Before activation, the admission pipeline validates that uploaded code:
- is valid Wasm/component data
- stays within the maximum blob size
- exports the required contract ABI
- imports only the allowed namespaces
At runtime, determinism comes from the absence of nondeterministic host capabilities and from consensus over:
- the raw Wasm
code_hash - the VM version string
- the activation lifecycle recorded on-chain
Validators do not need identical native machine code. Consensus is over the raw Wasm blob and the activation fact, not over serialized native artifacts.
Code admission and compilation-bomb resistance¶
Untrusted contract compilation is kept off the consensus hot path.
The flow is:
- upload the raw Wasm blob
- validate and compile it in
admissiond - have validators attest readiness with
PreparedCodeVote - activate only after quorum
This avoids forcing validators to compile attacker-supplied code while executing transactions in consensus.
Current concrete defenses include:
- maximum blob-size enforcement
- deterministic structural validation before compilation
- isolated admission-sidecar compilation instead of in-transaction compilation
- compiled-artifact cache verification before execution
Fuel and denial-of-service resistance¶
Execution is metered with Wasmtime fuel.
ExecContractpre-charges against the declaredfuel_limit- execution stops on
OutOfFuel - the block proposer also enforces a block-wide fuel cap
Wasichain also enforces a wall-clock execution limit using Wasmtime epoch interruption.

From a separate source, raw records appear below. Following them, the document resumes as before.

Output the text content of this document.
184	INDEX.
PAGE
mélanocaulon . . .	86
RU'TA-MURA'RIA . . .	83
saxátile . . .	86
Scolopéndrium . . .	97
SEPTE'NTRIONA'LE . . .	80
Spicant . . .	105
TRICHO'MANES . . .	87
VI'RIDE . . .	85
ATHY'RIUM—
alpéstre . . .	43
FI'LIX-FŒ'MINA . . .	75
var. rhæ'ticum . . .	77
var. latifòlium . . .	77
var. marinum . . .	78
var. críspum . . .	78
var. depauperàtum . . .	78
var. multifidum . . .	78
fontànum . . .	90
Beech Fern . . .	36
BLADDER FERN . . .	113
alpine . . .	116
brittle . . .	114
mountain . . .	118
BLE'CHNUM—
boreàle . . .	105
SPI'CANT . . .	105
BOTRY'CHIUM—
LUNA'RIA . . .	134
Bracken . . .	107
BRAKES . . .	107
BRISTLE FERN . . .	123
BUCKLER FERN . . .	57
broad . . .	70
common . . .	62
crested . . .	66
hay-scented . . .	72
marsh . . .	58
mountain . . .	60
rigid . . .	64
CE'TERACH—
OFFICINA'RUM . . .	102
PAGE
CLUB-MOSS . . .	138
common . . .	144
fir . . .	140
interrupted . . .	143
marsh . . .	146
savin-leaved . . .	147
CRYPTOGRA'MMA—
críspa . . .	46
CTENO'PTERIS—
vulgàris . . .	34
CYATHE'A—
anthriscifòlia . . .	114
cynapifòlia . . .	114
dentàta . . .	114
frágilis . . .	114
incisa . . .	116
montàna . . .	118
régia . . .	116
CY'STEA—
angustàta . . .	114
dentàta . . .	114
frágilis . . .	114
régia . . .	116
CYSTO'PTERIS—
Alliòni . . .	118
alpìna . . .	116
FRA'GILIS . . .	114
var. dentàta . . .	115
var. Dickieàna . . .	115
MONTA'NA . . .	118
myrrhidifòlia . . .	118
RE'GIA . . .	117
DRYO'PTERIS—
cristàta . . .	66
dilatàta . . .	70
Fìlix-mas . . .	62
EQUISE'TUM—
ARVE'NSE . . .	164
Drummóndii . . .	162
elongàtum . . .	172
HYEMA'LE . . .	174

This protects against cases where fuel alone is not enough to bound execution cost.
See Fees & Fuel for pricing details.
Re-entrancy resistance¶
Mutable cross-contract calls use an actor-style dispatch/reply model rather than synchronous re-entrant execution.
That means:
- contract A finishes before contract B begins
- sub-message effects are isolated in nested overlays
- failures roll back the failing frame instead of partially mutating shared state
This removes classic synchronous re-entrancy from the mutable call path by construction.
Read-only contract queries are allowed synchronously because they cannot commit writes.
State isolation and atomicity¶
Each contract has its own key-value namespace.
- reads see committed state plus the current transactional overlay
- writes go to an overlay first
- failed execution discards the overlay
- successful execution commits atomically
Sub-messages get nested overlay frames, so partial failures can be rolled back cleanly.
Query safety¶
Queries run in read-only mode.
During a query:
kv-setkv-deleteemit-eventdispatch
are rejected. Query execution can inspect state, but it cannot persist mutations.
Additional structural limits¶
Wasichain also enforces:
- a maximum blob size for uploaded code
- a maximum fuel budget per transaction
- a maximum total fuel budget per block
- a maximum sub-message depth
Together, these keep both execution and host-side bookkeeping bounded.